This morning I unscrewed the cap on the milk jug and took a whiff. A certain sour tang told me it was past its prime. You know what that means.
I learned this trick back when, as a young mother with a husband in graduate school, I signed up faithfully each year for the WIC program. I always appreciated the cheese, juice, and breakfast cereal, but they practically drowned us in milk. My children simply didn't enjoy drinking it. Though I tried to keep up, there was often a jug at the back of the fridge that went a little bit off before we opened it.
So I decided to make it into cheese.
It's totally easy. People used to do this in their own homes for centuries, before they invented Walmart and Costco and things like that.
1. Pour a gallon of milk into a big pot. Add a teaspoon of salt (the salt is optional).
2. Heat the pot on the stove until the milk is not quite boiling.

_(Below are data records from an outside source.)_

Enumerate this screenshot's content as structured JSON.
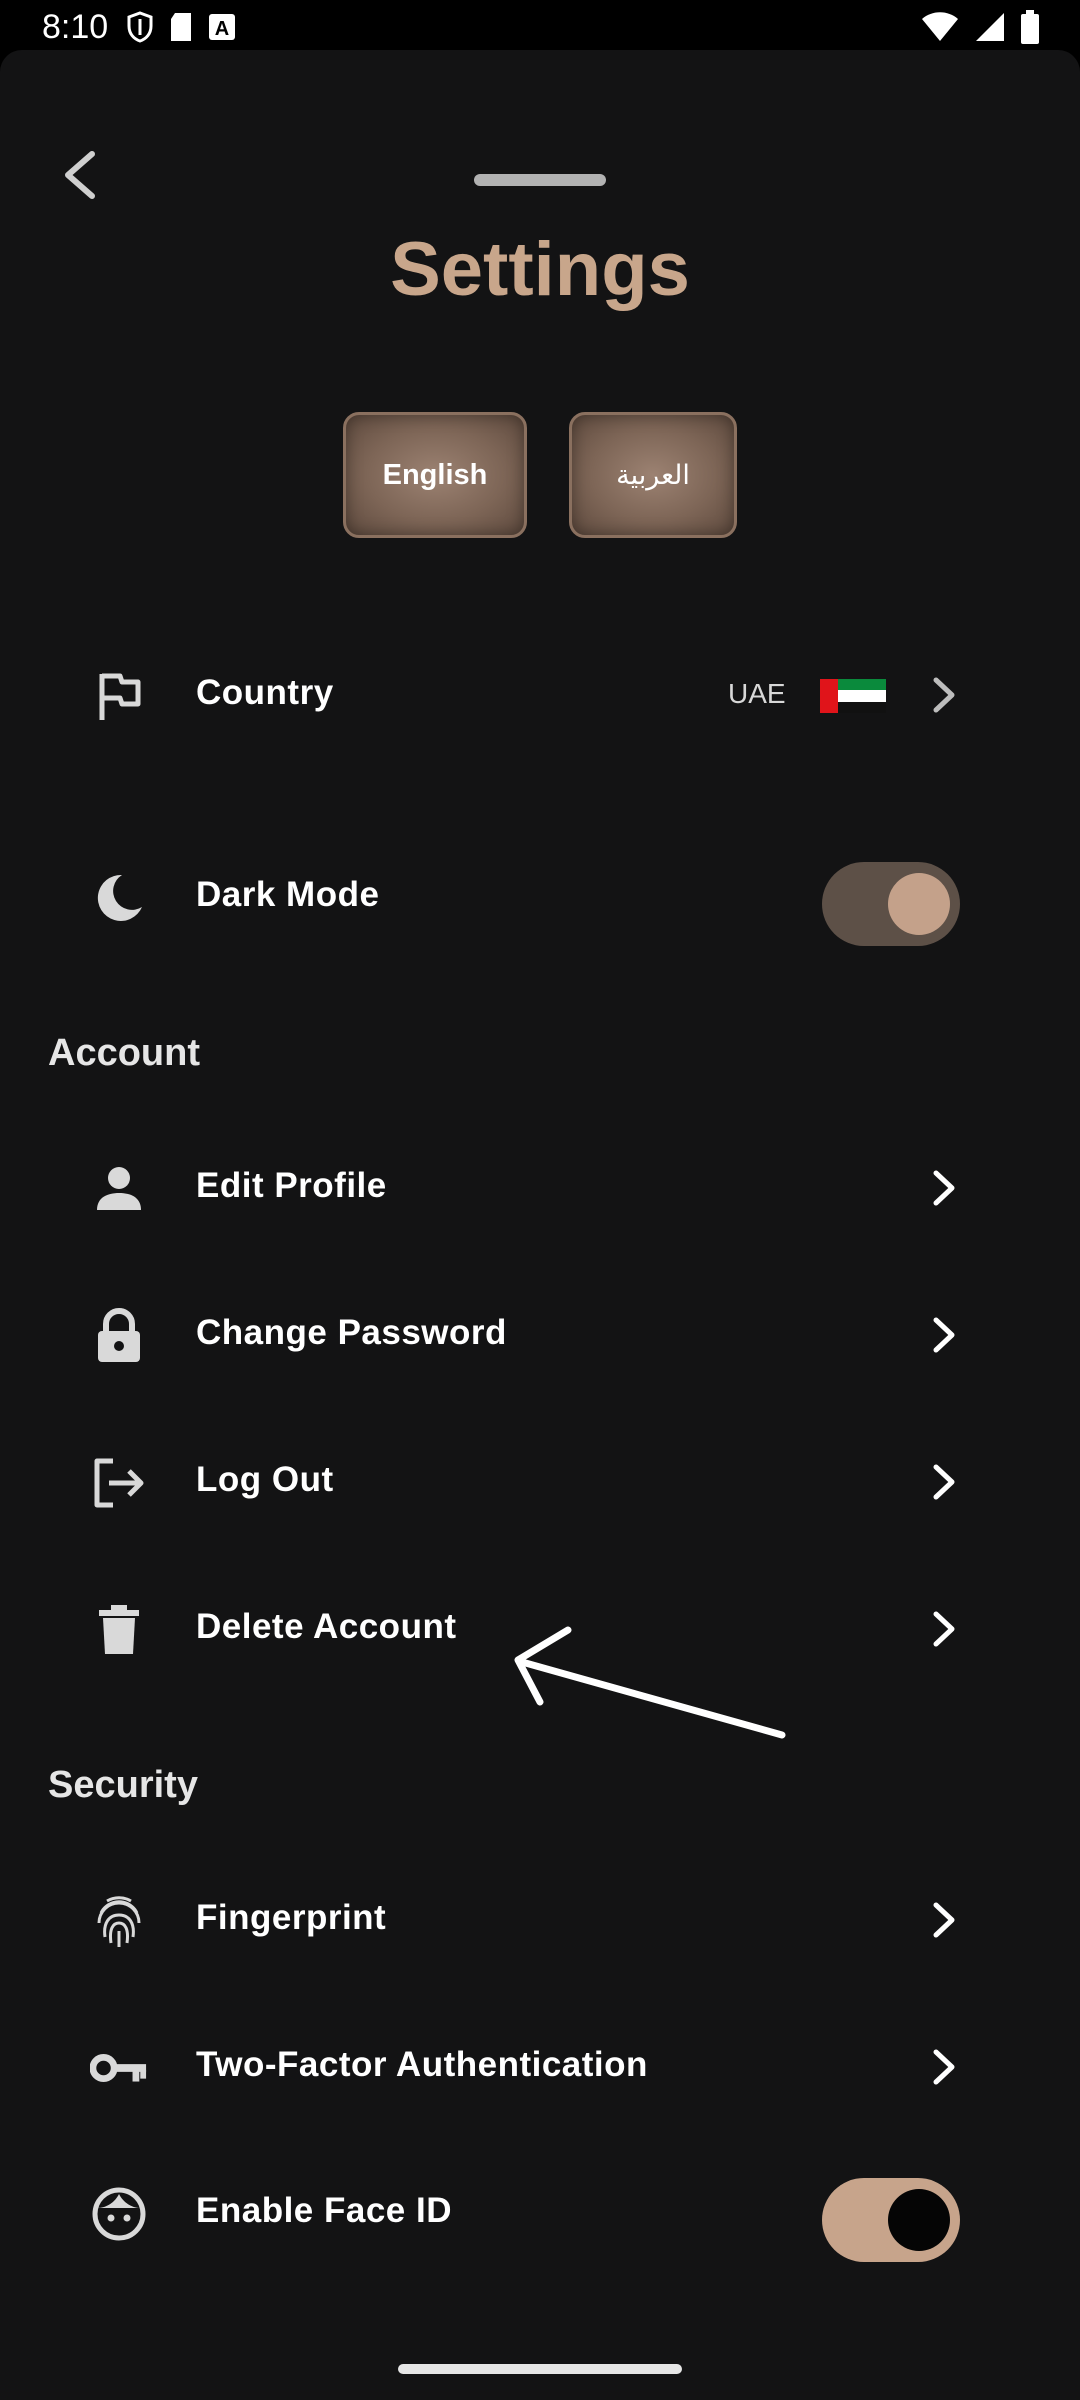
{
  "status_bar": {
    "time": "8:10"
  },
  "header": {
    "title": "Settings"
  },
  "language": {
    "english_label": "English",
    "arabic_label": "العربية"
  },
  "general": {
    "country": {
      "label": "Country",
      "value": "UAE"
    },
    "dark_mode": {
      "label": "Dark Mode",
      "enabled": true
    }
  },
  "account": {
    "header": "Account",
    "items": [
      {
        "label": "Edit Profile",
        "icon": "person-icon"
      },
      {
        "label": "Change Password",
        "icon": "lock-icon"
      },
      {
        "label": "Log Out",
        "icon": "logout-icon"
      },
      {
        "label": "Delete Account",
        "icon": "trash-icon"
      }
    ]
  },
  "security": {
    "header": "Security",
    "items": [
      {
        "label": "Fingerprint",
        "icon": "fingerprint-icon"
      },
      {
        "label": "Two-Factor Authentication",
        "icon": "key-icon"
      }
    ],
    "face_id": {
      "label": "Enable Face ID",
      "enabled": true
    }
  },
  "colors": {
    "accent": "#c8a68b",
    "background": "#131314",
    "toggle_track_dark": "#5d5047"
  }
}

3. Take the pot off the heat and add a quarter cup of vinegar (you can use rennet if you know where to find it. I sure don't).

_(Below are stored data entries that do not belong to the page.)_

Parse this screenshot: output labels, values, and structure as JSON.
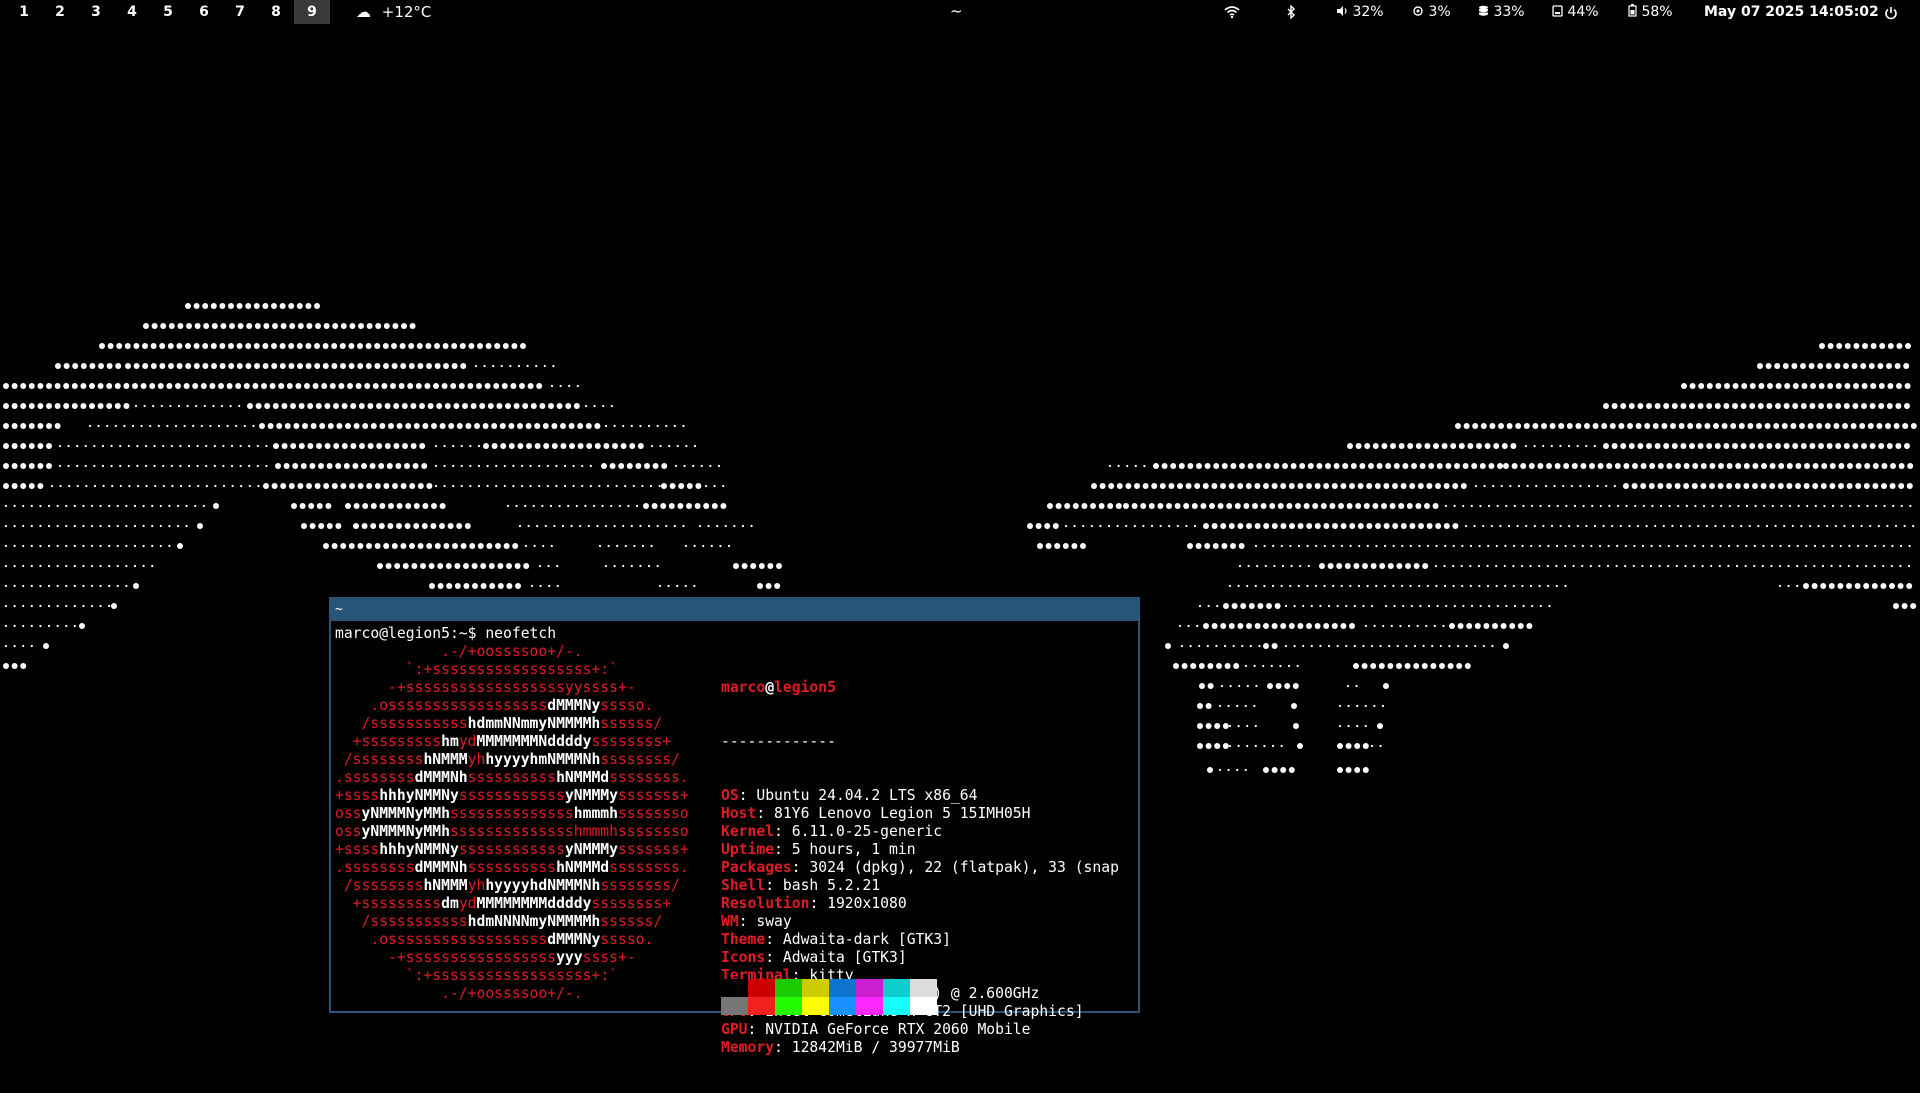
{
  "bar": {
    "workspaces": [
      "1",
      "2",
      "3",
      "4",
      "5",
      "6",
      "7",
      "8",
      "9"
    ],
    "active_workspace": "9",
    "weather": {
      "icon": "cloud-icon",
      "glyph": "☁",
      "text": "+12°C"
    },
    "window_title": "~",
    "wifi": {
      "icon": "wifi-icon"
    },
    "bluetooth": {
      "icon": "bluetooth-icon"
    },
    "volume": {
      "icon": "volume-icon",
      "text": "32%"
    },
    "cpu": {
      "icon": "cpu-icon",
      "text": "3%"
    },
    "memory": {
      "icon": "memory-icon",
      "text": "33%"
    },
    "disk": {
      "icon": "disk-icon",
      "text": "44%"
    },
    "battery": {
      "icon": "battery-icon",
      "text": "58%"
    },
    "clock": "May 07 2025 14:05:02",
    "power": {
      "icon": "power-icon"
    }
  },
  "terminal": {
    "title": "~",
    "prompt": "marco@legion5:~$ neofetch",
    "user": "marco",
    "at": "@",
    "host": "legion5",
    "separator": "-------------",
    "info": [
      {
        "key": "OS",
        "value": "Ubuntu 24.04.2 LTS x86_64"
      },
      {
        "key": "Host",
        "value": "81Y6 Lenovo Legion 5 15IMH05H"
      },
      {
        "key": "Kernel",
        "value": "6.11.0-25-generic"
      },
      {
        "key": "Uptime",
        "value": "5 hours, 1 min"
      },
      {
        "key": "Packages",
        "value": "3024 (dpkg), 22 (flatpak), 33 (snap"
      },
      {
        "key": "Shell",
        "value": "bash 5.2.21"
      },
      {
        "key": "Resolution",
        "value": "1920x1080"
      },
      {
        "key": "WM",
        "value": "sway"
      },
      {
        "key": "Theme",
        "value": "Adwaita-dark [GTK3]"
      },
      {
        "key": "Icons",
        "value": "Adwaita [GTK3]"
      },
      {
        "key": "Terminal",
        "value": "kitty"
      },
      {
        "key": "CPU",
        "value": "Intel i7-10750H (12) @ 2.600GHz"
      },
      {
        "key": "GPU",
        "value": "Intel CometLake-H GT2 [UHD Graphics]"
      },
      {
        "key": "GPU",
        "value": "NVIDIA GeForce RTX 2060 Mobile"
      },
      {
        "key": "Memory",
        "value": "12842MiB / 39977MiB"
      }
    ],
    "logo": [
      "            .-/+oossssoo+/-.",
      "        `:+ssssssssssssssssss+:`",
      "      -+ssssssssssssssssssyyssss+-",
      "    .ossssssssssssssssss|dMMMNy|sssso.",
      "   /sssssssssss|hdmmNNmmyNMMMMh|ssssss/",
      "  +sssssssss|hm|yd|MMMMMMMNddddy|ssssssss+",
      " /ssssssss|hNMMM|yh|hyyyyhmNMMMNh|ssssssss/",
      ".ssssssss|dMMMNh|ssssssssss|hNMMMd|ssssssss.",
      "+ssss|hhhyNMMNy|ssssssssssss|yNMMMy|sssssss+",
      "oss|yNMMMNyMMh|ssssssssssssss|hmmmh|ssssssso",
      "oss|yNMMMNyMMh|sssssssssssssshmmmhssssssso",
      "+ssss|hhhyNMMNy|ssssssssssss|yNMMMy|sssssss+",
      ".ssssssss|dMMMNh|ssssssssss|hNMMMd|ssssssss.",
      " /ssssssss|hNMMM|yh|hyyyyhdNMMMNh|ssssssss/",
      "  +sssssssss|dm|yd|MMMMMMMMddddy|ssssssss+",
      "   /sssssssssss|hdmNNNNmyNMMMMh|ssssss/",
      "    .ossssssssssssssssss|dMMMNy|sssso.",
      "      -+sssssssssssssssss|yyy|ssss+-",
      "        `:+ssssssssssssssssss+:`",
      "            .-/+oossssoo+/-."
    ],
    "colors": {
      "row1": [
        "#000000",
        "#cc0000",
        "#4e9a06",
        "#c4a000",
        "#3465a4",
        "#75507b",
        "#06989a",
        "#d3d7cf"
      ],
      "row2": [
        "#555753",
        "#ef2929",
        "#8ae234",
        "#fce94f",
        "#729fcf",
        "#ad7fa8",
        "#34e2e2",
        "#eeeeec"
      ],
      "row1_actual": [
        "#000000",
        "#c01c28",
        "#26a269",
        "#a2734c",
        "#12488b",
        "#a347ba",
        "#2aa1b3",
        "#d0cfcc"
      ]
    }
  }
}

4. Stir the pot until the curds separate from the whey.
5. Pour the contents of the pot through a sieve lined with either cheese cloth or a flour sack towel.
6. Put the curds, still wrapped in the cloth and sitting in the sieve, in a larger bowl. Put the bowl in the refrigerator and let the curds drain for a few hours.
Now you have a nice lump of crumbly cheese that makes a great substitute for Ricotta. I'm using it for lasagna tonight.